Background:  In our previous study (Fadda, Doneddu, Striano et al., 2010) investigating children with ASDs' sensitivity to the orientation of an adult’s eye gaze towards an object located within the child’s field of view, in static images, children with autism appeared as successful and as accurate as controls in locating the object although they paid less attention to the eyes and over-explored non relevant areas of the stimulus. This led to the hypothesis that children with ASDs might use compensatory strategies to locate the gaze target rather than understanding the referential meaning of the gaze.

Objectives: Our study aims to extend our previous results, exploring the strategies used by children with ASDs to locate a gaze target by analyzing the time-course of their visual attention, in comparison with a group of chronological age matched controls, and with a group of adults, that represent respectively typical immature and mature patterns of visual attention toward static gaze-direction cues.
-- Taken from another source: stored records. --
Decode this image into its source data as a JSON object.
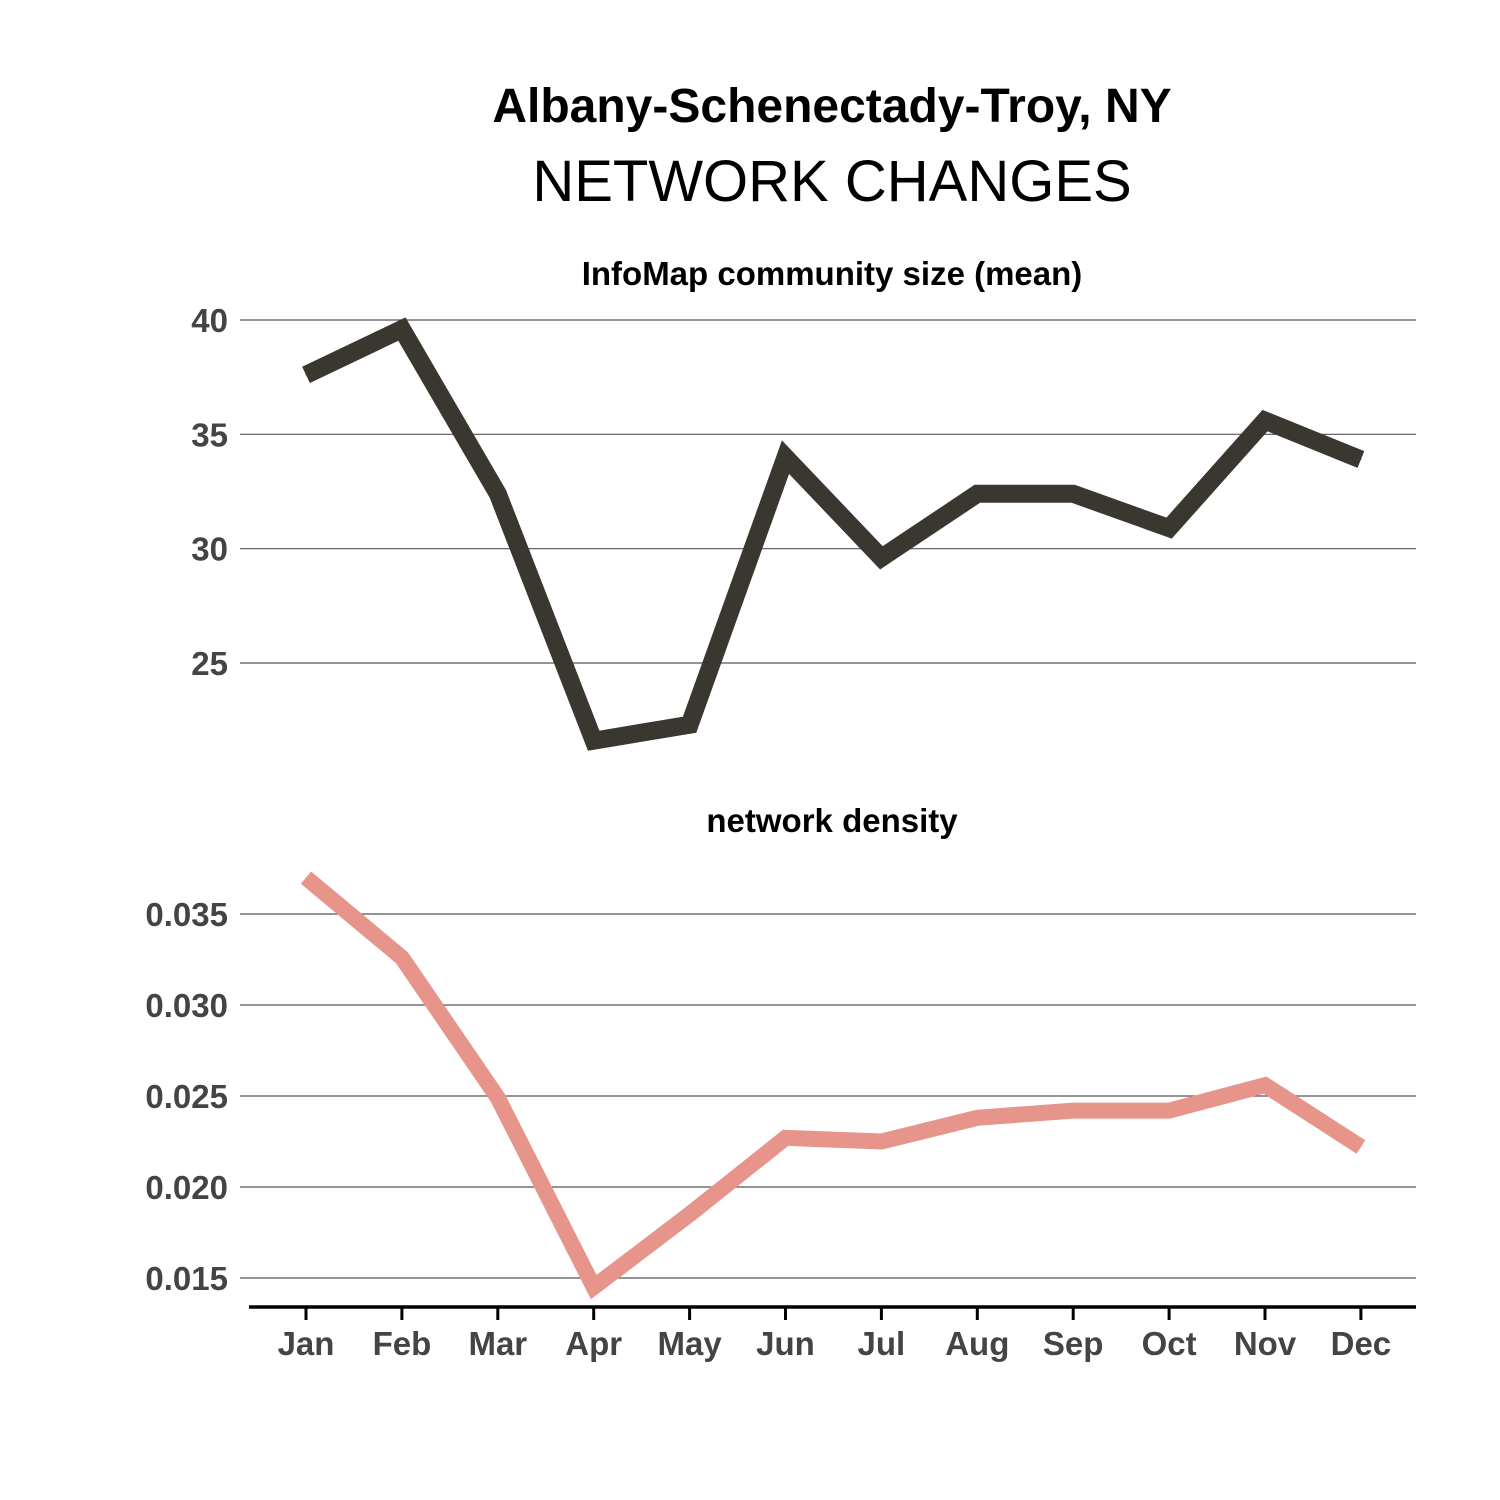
{
  "title": "Albany-Schenectady-Troy, NY",
  "subtitle": "NETWORK CHANGES",
  "chart_data": [
    {
      "type": "line",
      "title": "InfoMap community size (mean)",
      "categories": [
        "Jan",
        "Feb",
        "Mar",
        "Apr",
        "May",
        "Jun",
        "Jul",
        "Aug",
        "Sep",
        "Oct",
        "Nov",
        "Dec"
      ],
      "series": [
        {
          "values": [
            37.6,
            39.6,
            32.4,
            21.6,
            22.3,
            34.0,
            29.6,
            32.4,
            32.4,
            30.9,
            35.6,
            33.9
          ],
          "color": "#3a3730"
        }
      ],
      "yticks": [
        25,
        30,
        35,
        40
      ],
      "ytick_labels": [
        "25",
        "30",
        "35",
        "40"
      ],
      "ylim": [
        21.0,
        40.0
      ],
      "grid": true,
      "legend": "none"
    },
    {
      "type": "line",
      "title": "network density",
      "categories": [
        "Jan",
        "Feb",
        "Mar",
        "Apr",
        "May",
        "Jun",
        "Jul",
        "Aug",
        "Sep",
        "Oct",
        "Nov",
        "Dec"
      ],
      "series": [
        {
          "values": [
            0.037,
            0.0326,
            0.0249,
            0.0145,
            0.0185,
            0.0227,
            0.0225,
            0.0238,
            0.0242,
            0.0242,
            0.0256,
            0.0222
          ],
          "color": "#e7948a"
        }
      ],
      "yticks": [
        0.015,
        0.02,
        0.025,
        0.03,
        0.035
      ],
      "ytick_labels": [
        "0.015",
        "0.020",
        "0.025",
        "0.030",
        "0.035"
      ],
      "ylim": [
        0.0135,
        0.038
      ],
      "xtick_labels": [
        "Jan",
        "Feb",
        "Mar",
        "Apr",
        "May",
        "Jun",
        "Jul",
        "Aug",
        "Sep",
        "Oct",
        "Nov",
        "Dec"
      ],
      "grid": true,
      "legend": "none"
    }
  ]
}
Methods: We compared 20 children with ASDs (13 M), mean age=57 mths (range: 36-101; sd=21.37), mean non verbal mental age=39 mths (Leiter-R scale), with a group of 20 typically-developing children, matched for chronological age (7 M) and a group of typically-developing adults (10 M), mean age=22.65 (sd=1.98). The stimuli, presented with a Tobii T60 Eye Tracker, were those used in Fadda et al. 2010: a human face looking right or left at one of two visible target objects positioned next to the head. We defined 5 areas of interest for all the 8 stimulus images: eyes, gaze target, non-gaze target, mouth, not-AOI (that is the area of the screen external to the other AOI). In order to define the strategies used to perform the tasks, we calculated the mean proportion of Fixation Count (FC: the number of fixations to an AOI) for each AOI during 3 different time slots, each lasting one second: 1st , 2nd and 5th  second of stimulus presentation.

Results: Paired sample t tests revealed that adults showed a preference to the gaze target versus the non-gaze target at t1 (t=3.35.; df=19; p=0.003), t2 (t=2.54; df=19; p=0.02) and at t3 (t=1.78; df=19; p=0.09). Neither children with ASDs nor typical controls showed such a preference. Adults preferred the eyes rather than not-AOI at t1 (t=5.63; df=19; p=0.000), at t2 (t=4.10; df=19; p=0.001) and at t3 (t=2.15; df=19; p=0.044). The same preference was found in young typical controls but not in children with ASDs.

Conclusions: While adults were quickly and stably oriented by the eye-gaze direction toward the gaze target, both children with ASDs and typical controls were not, meaning that this phenomenon might be due to immature visual orienting patterns rather than being specific to ASDs. Contrary to previous studies (Ristic et al. 2005; Chawarska et al. 2003) we didn’t find intact basic gaze cueing in ASDs, indeed children with ASDs showed poor attention to the eyes, suggesting that they generally miss important information conveyed by the eyes and this is also likely to hinder later understanding of the referential value of looking.